Momentami książka ma bardzo delikatne i uspokajające elementy, które przywołały mi na myśl miękką bawełnę. Tempo opowieści jest spokojne, ale przede wszystkim dzięki humorowi i nieustannemu śpiewaniu, nie ma czasu na nudę. Postacie są niesamowicie sympatyczne.
Jako osoba dorosła będziesz się jednak zastanawiać nad różnymi szczegółami, na przykład nad tym, w jaki sposób motorniczy tramwaju zarabia na życie, skoro pasażerowie nie płacą, a zamiast tego dostają ciasteczko za każdy przejazd.
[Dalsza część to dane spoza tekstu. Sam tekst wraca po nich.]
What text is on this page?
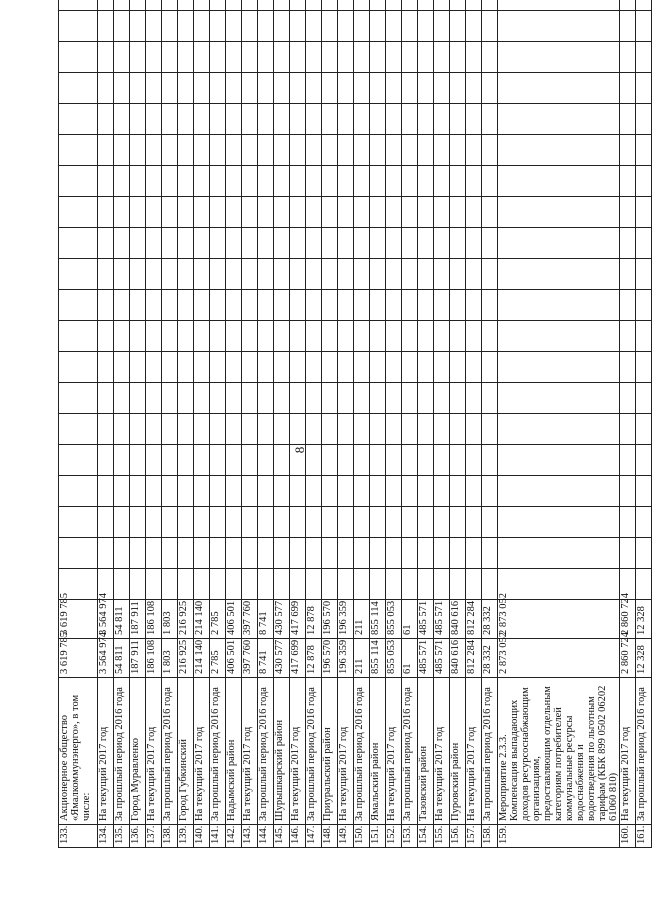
8
133.	Акционерное общество «Ямалкоммунэнерго», в том числе:	3 619 785	3 619 785																				
134.	На текущий 2017 год	3 564 974	3 564 974																				
135.	За прошлый период 2016 года	54 811	54 811																				
136.	Город Муравленко	187 911	187 911																				
137.	На текущий 2017 год	186 108	186 108																				
138.	За прошлый период 2016 года	1 803	1 803																				
139.	Город Губкинский	216 925	216 925																				
140.	На текущий 2017 год	214 140	214 140																				
141.	За прошлый период 2016 года	2 785	2 785																				
142.	Надымский район	406 501	406 501																				
143.	На текущий 2017 год	397 760	397 760																				
144.	За прошлый период 2016 года	8 741	8 741																				
145.	Шурышкарский район	430 577	430 577																				
146.	На текущий 2017 год	417 699	417 699																				
147.	За прошлый период 2016 года	12 878	12 878																				
148.	Приуральский район	196 570	196 570																				
149.	На текущий 2017 год	196 359	196 359																				
150.	За прошлый период 2016 года	211	211																				
151.	Ямальский район	855 114	855 114																				
152.	На текущий 2017 год	855 053	855 053																				
153.	За прошлый период 2016 года	61	61																				
154.	Тазовский район	485 571	485 571																				
155.	На текущий 2017 год	485 571	485 571																				
156.	Пуровский район	840 616	840 616																				
157.	На текущий 2017 год	812 284	812 284																				
158.	За прошлый период 2016 года	28 332	28 332																				
159.	Мероприятие 2.3.3. Компенсация выпадающих доходов ресурсоснабжающим организациям, предоставляющим отдельным категориям потребителей коммунальные ресурсы водоснабжения и водоотведения по льготным тарифам (КБК 899 0502 06202 61060 810)	2 873 052	2 873 052																				
160.	На текущий 2017 год	2 860 724	2 860 724																				
161.	За прошлый период 2016 года	12 328	12 328																				
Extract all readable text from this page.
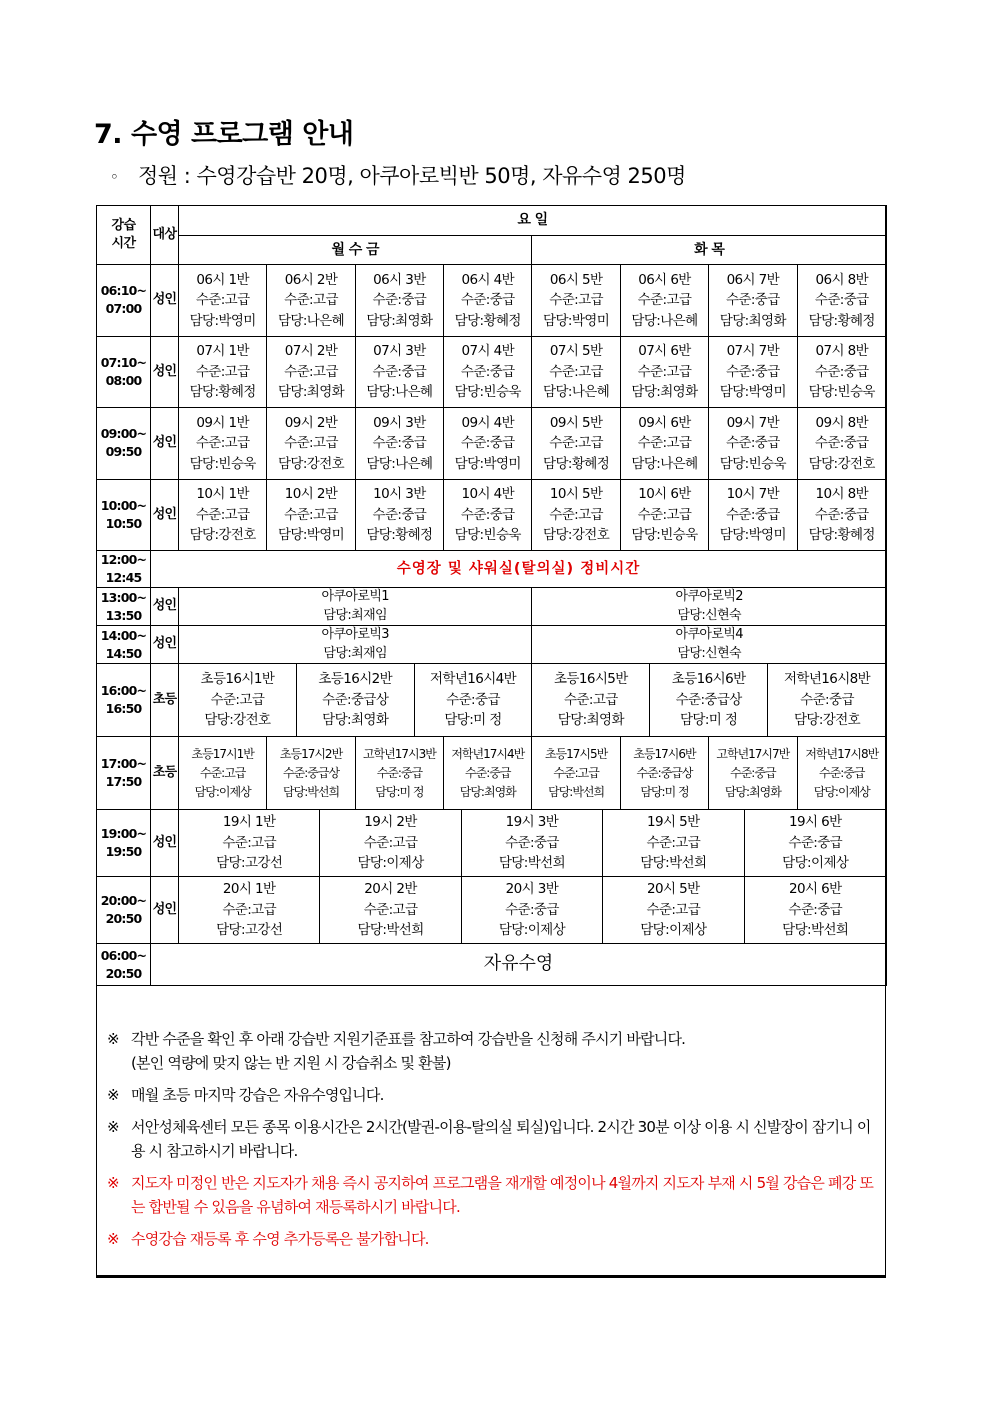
7. 수영 프로그램 안내
◦ 정원 : 수영강습반 20명, 아쿠아로빅반 50명, 자유수영 250명
강습
시간	대상	요 일															

		월 수 금								화 목							

06:10~
07:00	성인	06시 1반
수준:고급
담당:박영미	06시 2반
수준:고급
담당:나은혜			06시 3반
수준:중급
담당:최영화		06시 4반
수준:중급
담당:황혜정		06시 5반
수준:고급
담당:박영미		06시 6반
수준:고급
담당:나은혜		06시 7반
수준:중급
담당:최영화			06시 8반
수준:중급
담당:황혜정

07:10~
08:00	성인	07시 1반
수준:고급
담당:황혜정	07시 2반
수준:고급
담당:최영화			07시 3반
수준:중급
담당:나은혜		07시 4반
수준:중급
담당:빈승욱		07시 5반
수준:고급
담당:나은혜		07시 6반
수준:고급
담당:최영화		07시 7반
수준:중급
담당:박영미			07시 8반
수준:중급
담당:빈승욱

09:00~
09:50	성인	09시 1반
수준:고급
담당:빈승욱	09시 2반
수준:고급
담당:강전호			09시 3반
수준:중급
담당:나은혜		09시 4반
수준:중급
담당:박영미		09시 5반
수준:고급
담당:황혜정		09시 6반
수준:고급
담당:나은혜		09시 7반
수준:중급
담당:빈승욱			09시 8반
수준:중급
담당:강전호

10:00~
10:50	성인	10시 1반
수준:고급
담당:강전호	10시 2반
수준:고급
담당:박영미			10시 3반
수준:중급
담당:황혜정		10시 4반
수준:중급
담당:빈승욱		10시 5반
수준:고급
담당:강전호		10시 6반
수준:고급
담당:빈승욱		10시 7반
수준:중급
담당:박영미			10시 8반
수준:중급
담당:황혜정

12:00~
12:45	수영장 및 샤워실(탈의실) 정비시간																

13:00~
13:50	성인	아쿠아로빅1
담당:최재임								아쿠아로빅2
담당:신현숙							

14:00~
14:50	성인	아쿠아로빅3
담당:최재임								아쿠아로빅4
담당:신현숙							

16:00~
16:50	초등	초등16시1반
수준:고급
담당:강전호		초등16시2반
수준:중급상
담당:최영화			저학년16시4반
수준:중급
담당:미 정			초등16시5반
수준:고급
담당:최영화			초등16시6반
수준:중급상
담당:미 정			저학년16시8반
수준:중급
담당:강전호	

17:00~
17:50	초등	초등17시1반
수준:고급
담당:이제상	초등17시2반
수준:중급상
담당:박선희			고학년17시3반
수준:중급
담당:미 정		저학년17시4반
수준:중급
담당:최영화		초등17시5반
수준:고급
담당:박선희		초등17시6반
수준:중급상
담당:미 정		고학년17시7반
수준:중급
담당:최영화			저학년17시8반
수준:중급
담당:이제상

19:00~
19:50	성인	19시 1반
수준:고급
담당:고강선			19시 2반
수준:고급
담당:이제상				19시 3반
수준:중급
담당:박선희		19시 5반
수준:고급
담당:박선희				19시 6반
수준:중급
담당:이제상		

20:00~
20:50	성인	20시 1반
수준:고급
담당:고강선			20시 2반
수준:고급
담당:박선희				20시 3반
수준:중급
담당:이제상		20시 5반
수준:고급
담당:이제상				20시 6반
수준:중급
담당:박선희		

06:00~
20:50	자유수영																
※ 각반 수준을 확인 후 아래 강습반 지원기준표를 참고하여 강습반을 신청해 주시기 바랍니다.
(본인 역량에 맞지 않는 반 지원 시 강습취소 및 환불)
※ 매월 초등 마지막 강습은 자유수영입니다.
※ 서안성체육센터 모든 종목 이용시간은 2시간(발권-이용-탈의실 퇴실)입니다. 2시간 30분 이상 이용 시 신발장이 잠기니 이용 시 참고하시기 바랍니다.
※ 지도자 미정인 반은 지도자가 채용 즉시 공지하여 프로그램을 재개할 예정이나 4월까지 지도자 부재 시 5월 강습은 폐강 또는 합반될 수 있음을 유념하여 재등록하시기 바랍니다.
※ 수영강습 재등록 후 수영 추가등록은 불가합니다.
Mogę sobie tylko wyobrazić jak dzieci uwielbiają tę historię, ale muszę przyznać, że opowieść jest nadal aktualna; nawet gdy czyta się ją jako osoba dorosła. Historia jest naprawdę fajna, zabawna i w pewnym sensie niewinna. W miasteczku, w którym wszyscy wiedzą, co dzieje się w okolicy – czyli wszyscy znają rabusi i gdzie mieszkają. W książce jest mnóstwo miłych i zabawnych scen oraz dialogów. Od początku do końca będziecie czytać o przygodach w Kardamonie z uśmiechem i radością.
Bardzo polubiłam te postacie, każda z nich dodaje niewinności i ciepłego tonu, dlatego nawet rozbójnicy są ludźmi, których naprawdę darzę sympatią.
Czy w książce jest jakiś bonus? O tak, oprócz cudownych, osobliwych tekstów piosenek ( " m.in. "Piosenka gadającego wielbłąda", "Piosenka bałaganiarzy" "Piosenka o tramwaju w Kardamonie") – i nut z tyłu – książka zawiera także najpiękniejsze kolorowe ilustracje, na które mogę patrzeć z zachwytem. Twórcą jest polski ilustrator oraz autor rysunków satyrycznych i karykaturzysta - Mirosław Pokora.
Uważam, że ta książka to prawdziwa klasyka literatury dziecięcej, która przypadnie do gustu zarówno młodym czytelnikom, jak i dorosłym. Powieść trafia prosto do serca i zostaje z Tobą na długo. Jest przytulną i pełna humoru książką dla wszystkich czytelników, którzy lubią muzykę i zabawne dialogi.
Rekomenduję dla tych z Was, którzy są gotowi odbyć podróż do magicznej krainy dzieciństwa.
Książka bierze udział w wyzwaniu czytelniczym: 20 książek na 2025 r.
Pkt.10. Książka dla dzieci, której od dzieciństwa nie zdążyliśmy przeczytać.